Performance Evaluation and Results

VeriFact was tested on both human-written and LLM-generated BHC summaries. For each type of input text, both sentence-level and atomic claim-level decompositions were evaluated. The results revealed that VeriFact significantly outperforms previous methods for fact-checking long-form clinical text. Notably, it surpassed the highest agreement among human clinicians by 4.2%, demonstrating its efficacy in ensuring the factual consistency of LLM-generated clinical content.

Implications for LLM Applications in Healthcare

The potential impact of VeriFact extends far beyond just verifying discharge summaries. As LLMs become more integrated into clinical workflows — from patient risk prediction to clinical decision support — ensuring the factual accuracy of AI-generated content is critical. VeriFact addresses this challenge by providing an automated and scalable solution for verifying patient-specific information, reducing the reliance on human clinicians for manual fact-checking.

Moreover, by integrating common-sense reasoning and real-time adjustments based on patient-specific data, VeriFact enhances the credibility of LLMs in healthcare. This could accelerate the adoption of AI-driven clinical applications by alleviating concerns about the accuracy and reliability of AI-generated content.
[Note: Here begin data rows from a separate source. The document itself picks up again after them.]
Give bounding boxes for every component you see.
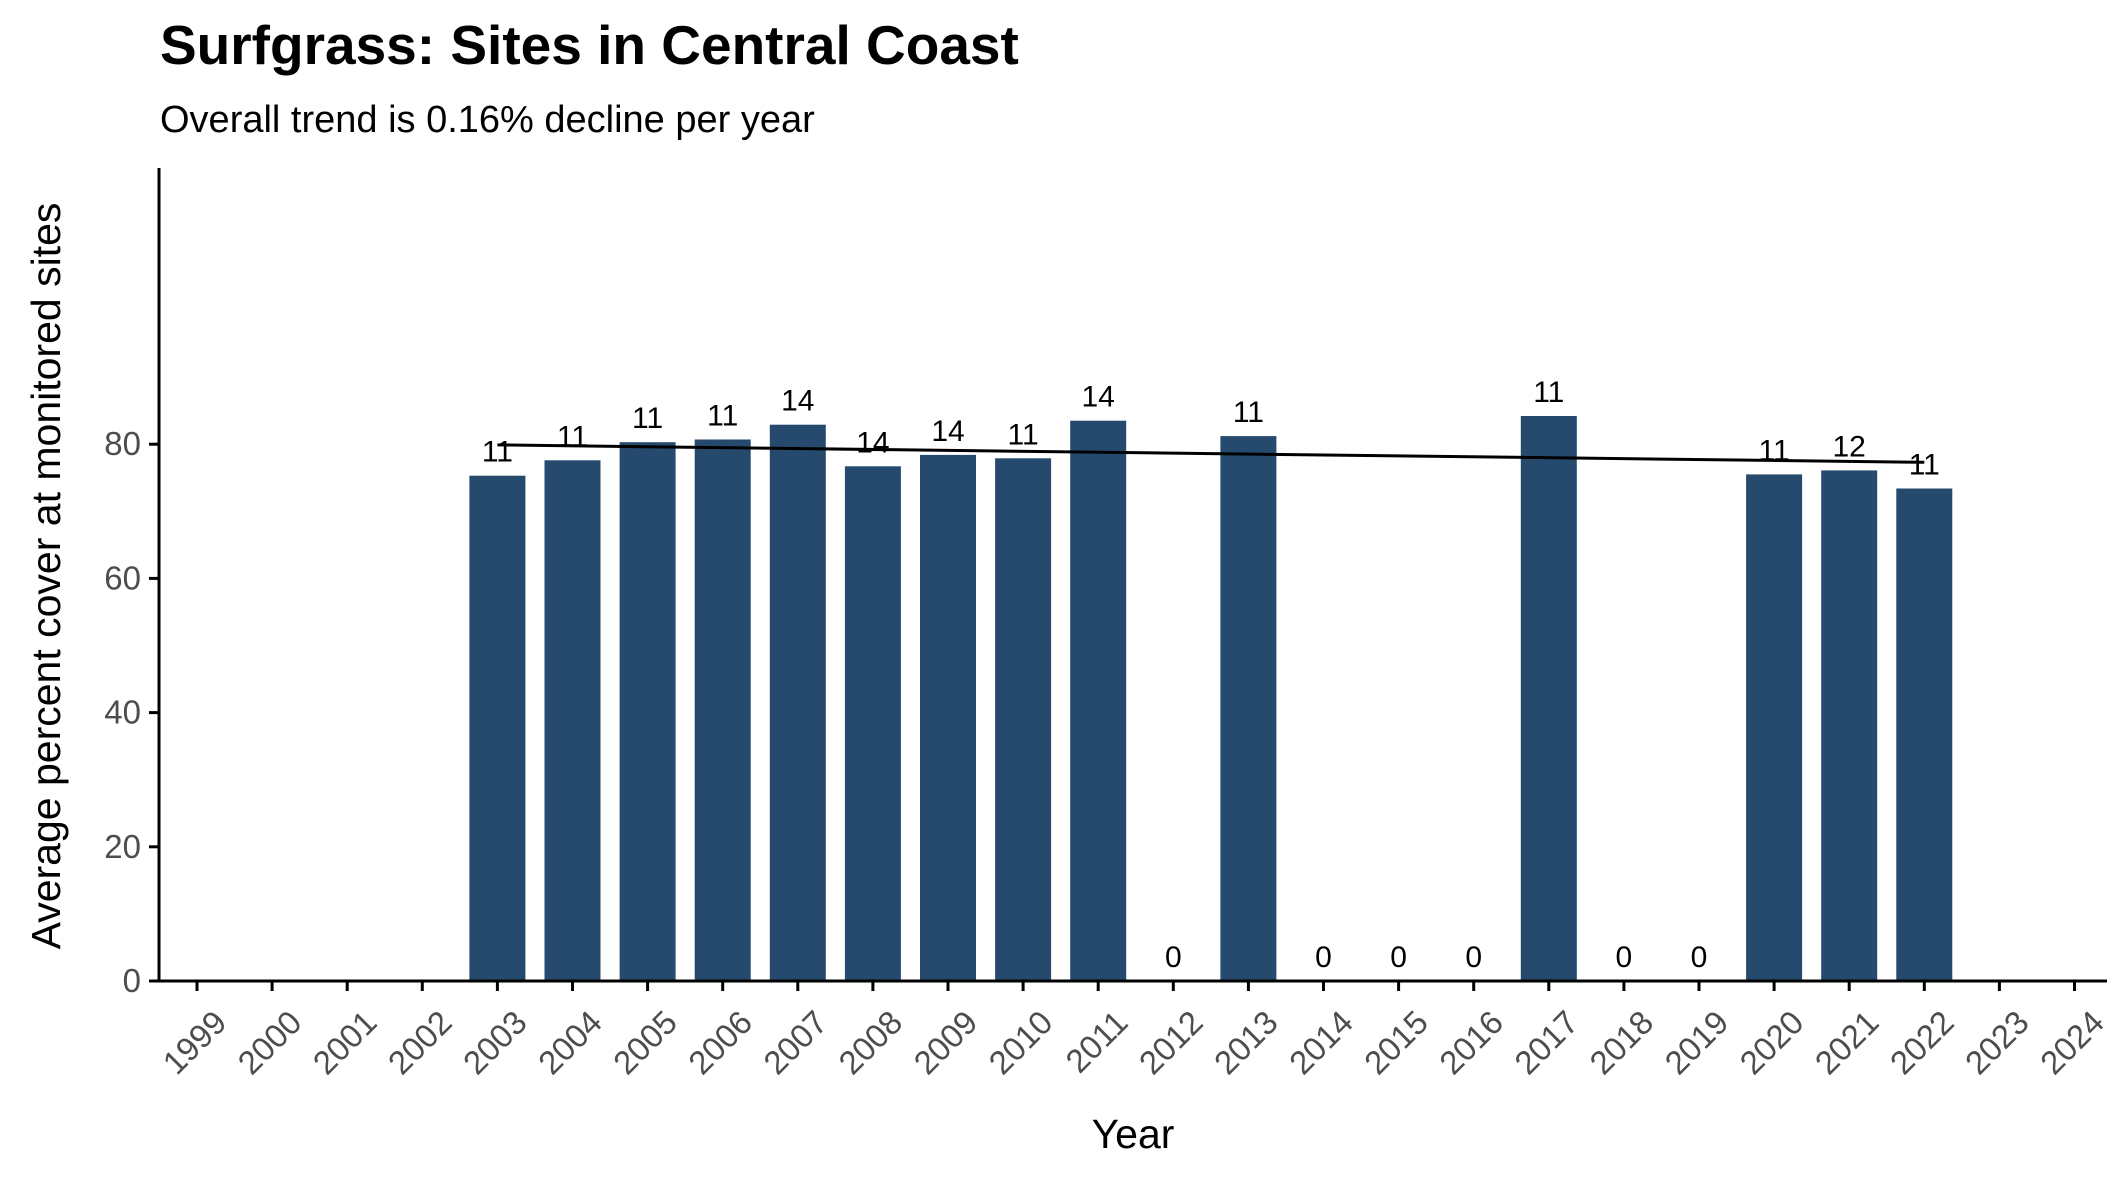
- bar-2013: [1220, 436, 1276, 981]
- bar-label-2004: 11: [557, 420, 588, 453]
- bar-label-2011: 14: [1082, 381, 1115, 414]
- y-axis-title: Average percent cover at monitored sites: [23, 203, 69, 950]
- bar-label-2010: 11: [1008, 418, 1039, 451]
- bar-label-2014: 0: [1315, 941, 1332, 974]
- x-tick-label-2018: 2018: [1582, 1003, 1660, 1081]
- x-tick-label-2010: 2010: [981, 1003, 1059, 1081]
- y-tick-label-40: 40: [104, 694, 141, 731]
- chart-title: Surfgrass: Sites in Central Coast: [160, 14, 1019, 76]
- x-tick-label-2016: 2016: [1432, 1003, 1510, 1081]
- x-tick-label-2004: 2004: [531, 1003, 609, 1081]
- bar-2009: [920, 455, 976, 981]
- bar-label-2005: 11: [632, 402, 663, 435]
- x-tick-label-2009: 2009: [906, 1003, 984, 1081]
- x-axis-ticks: 1999200020012002200320042005200620072008…: [155, 981, 2111, 1081]
- bar-2022: [1896, 489, 1952, 982]
- x-tick-label-2019: 2019: [1657, 1003, 1735, 1081]
- bar-label-2021: 12: [1833, 430, 1866, 463]
- x-tick-label-2023: 2023: [1958, 1003, 2036, 1081]
- x-tick-label-2007: 2007: [756, 1003, 834, 1081]
- chart-subtitle: Overall trend is 0.16% decline per year: [160, 99, 815, 141]
- bar-2005: [620, 442, 676, 981]
- x-tick-label-2003: 2003: [456, 1003, 534, 1081]
- bar-label-2013: 11: [1233, 396, 1264, 429]
- x-tick-label-2008: 2008: [831, 1003, 909, 1081]
- x-tick-label-2021: 2021: [1808, 1003, 1886, 1081]
- y-axis-ticks: 0 20 40 60 80: [104, 425, 159, 999]
- x-tick-label-2013: 2013: [1207, 1003, 1285, 1081]
- y-tick-label-20: 20: [104, 828, 141, 865]
- x-tick-label-1999: 1999: [155, 1003, 233, 1081]
- bar-2010: [995, 458, 1051, 981]
- bar-label-2016: 0: [1465, 941, 1482, 974]
- x-tick-label-2005: 2005: [606, 1003, 684, 1081]
- bar-2008: [845, 466, 901, 981]
- y-tick-label-60: 60: [104, 559, 141, 596]
- x-tick-label-2002: 2002: [381, 1003, 459, 1081]
- x-tick-label-2022: 2022: [1883, 1003, 1961, 1081]
- bar-2020: [1746, 474, 1802, 981]
- x-tick-label-2011: 2011: [1058, 1003, 1134, 1079]
- bar-2017: [1521, 416, 1577, 981]
- x-tick-label-2000: 2000: [230, 1003, 308, 1081]
- bar-label-2015: 0: [1390, 941, 1407, 974]
- bar-label-2003: 11: [482, 436, 513, 469]
- bar-label-2008: 14: [856, 426, 889, 459]
- x-tick-label-2012: 2012: [1132, 1003, 1210, 1081]
- y-tick-label-80: 80: [104, 425, 141, 462]
- x-tick-label-2001: 2001: [306, 1003, 384, 1081]
- bar-label-2017: 11: [1533, 376, 1564, 409]
- bar-label-2012: 0: [1165, 941, 1182, 974]
- bar-2003: [469, 476, 525, 981]
- x-axis-title: Year: [1092, 1111, 1175, 1157]
- x-tick-label-2006: 2006: [681, 1003, 759, 1081]
- x-tick-label-2024: 2024: [2033, 1003, 2111, 1081]
- bars-layer: [469, 416, 1952, 981]
- y-tick-label-0: 0: [123, 962, 141, 999]
- bar-label-2020: 11: [1759, 434, 1790, 467]
- bar-label-2006: 11: [707, 400, 738, 433]
- bar-2006: [695, 440, 751, 982]
- bar-label-2018: 0: [1616, 941, 1633, 974]
- bar-2007: [770, 425, 826, 981]
- x-tick-label-2014: 2014: [1282, 1003, 1360, 1081]
- bar-2011: [1070, 421, 1126, 981]
- x-tick-label-2017: 2017: [1507, 1003, 1585, 1081]
- x-tick-label-2015: 2015: [1357, 1003, 1435, 1081]
- bar-label-2019: 0: [1691, 941, 1708, 974]
- x-tick-label-2020: 2020: [1732, 1003, 1810, 1081]
- bar-2004: [545, 460, 601, 981]
- bar-label-2009: 14: [931, 415, 964, 448]
- bar-2021: [1821, 470, 1877, 981]
- bar-label-2007: 14: [781, 385, 814, 418]
- bar-label-2022: 11: [1909, 449, 1940, 482]
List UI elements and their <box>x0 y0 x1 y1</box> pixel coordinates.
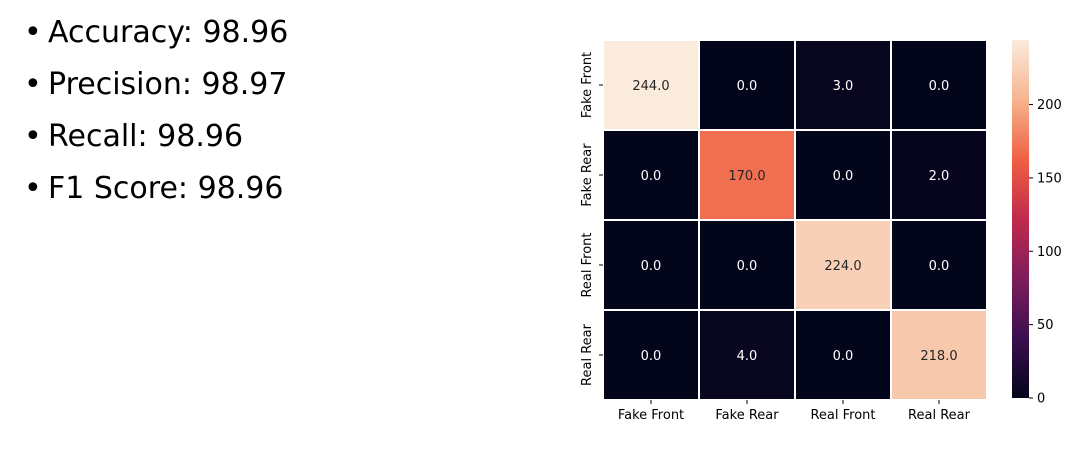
cell-value-label: 0.0 <box>833 349 854 364</box>
metric-value: 98.97 <box>201 67 288 102</box>
metric-recall: • Recall: 98.96 <box>24 114 288 166</box>
x-tick-label: Fake Rear <box>715 408 779 423</box>
metric-label: Accuracy <box>48 15 183 50</box>
heatmap-cell <box>794 219 892 311</box>
metric-value: 98.96 <box>157 119 244 154</box>
x-tick-label: Fake Front <box>618 408 684 423</box>
cell-value-label: 0.0 <box>929 259 950 274</box>
metrics-list: • Accuracy: 98.96 • Precision: 98.97 • Reca… <box>24 10 288 218</box>
colorbar <box>1012 40 1029 398</box>
metric-value: 98.96 <box>202 15 289 50</box>
cell-value-label: 2.0 <box>929 169 950 184</box>
heatmap-cell <box>890 129 988 221</box>
bullet-icon: • <box>24 171 42 206</box>
cell-value-label: 0.0 <box>737 79 758 94</box>
cell-value-label: 0.0 <box>641 259 662 274</box>
bullet-icon: • <box>24 67 42 102</box>
cell-value-label: 218.0 <box>920 349 957 364</box>
metric-precision: • Precision: 98.97 <box>24 62 288 114</box>
cell-value-label: 224.0 <box>824 259 861 274</box>
cell-value-label: 0.0 <box>833 169 854 184</box>
heatmap-cell <box>890 309 988 401</box>
x-tick-label: Real Front <box>810 408 875 423</box>
heatmap-cell <box>890 39 988 131</box>
heatmap-cell <box>602 129 700 221</box>
y-tick-label: Fake Rear <box>580 143 595 207</box>
colorbar-tick-label: 0 <box>1037 392 1045 407</box>
cell-value-label: 0.0 <box>929 79 950 94</box>
bullet-icon: • <box>24 119 42 154</box>
metric-label: Precision <box>48 67 182 102</box>
colorbar-tick-label: 50 <box>1037 318 1054 333</box>
cell-value-label: 0.0 <box>641 169 662 184</box>
heatmap-cell <box>698 39 796 131</box>
metric-f1-score: • F1 Score: 98.96 <box>24 166 288 218</box>
cell-value-label: 3.0 <box>833 79 854 94</box>
heatmap-cell <box>698 129 796 221</box>
heatmap-cell <box>890 219 988 311</box>
colorbar-tick-label: 150 <box>1037 171 1062 186</box>
cell-value-label: 244.0 <box>632 79 669 94</box>
x-tick-label: Real Rear <box>908 408 971 423</box>
cell-value-label: 170.0 <box>728 169 765 184</box>
y-tick-label: Real Front <box>580 232 595 297</box>
metric-label: F1 Score <box>48 171 178 206</box>
colorbar-tick-label: 100 <box>1037 245 1062 260</box>
y-tick-label: Real Rear <box>580 323 595 386</box>
heatmap-cell <box>602 39 700 131</box>
metric-label: Recall <box>48 119 138 154</box>
cell-value-label: 0.0 <box>737 259 758 274</box>
y-tick-label: Fake Front <box>580 52 595 118</box>
heatmap-cell <box>794 309 892 401</box>
metric-accuracy: • Accuracy: 98.96 <box>24 10 288 62</box>
bullet-icon: • <box>24 15 42 50</box>
heatmap-cell <box>794 129 892 221</box>
cell-value-label: 4.0 <box>737 349 758 364</box>
cell-value-label: 0.0 <box>641 349 662 364</box>
colorbar-tick-label: 200 <box>1037 98 1062 113</box>
metric-value: 98.96 <box>197 171 284 206</box>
Conclusion: A Step Forward in AI-Driven Clinical Applications

VeriFact presents a robust solution to the problem of fact-checking LLM-generated text in clinical medicine. By combining retrieval-augmented generation with a LLM-as-a-Judge, it can automatically verify the factual consistency of clinical narratives against a patient’s EHR. The VeriFact-BHC dataset provides an invaluable resource for further development and evaluation of patient-specific fact-checking systems. With its ability to achieve human-level accuracy and transparency, VeriFact holds the potential to play a key role in the future of AI applications in healthcare, ensuring that AI-driven clinical decision-making is both accurate and reliable.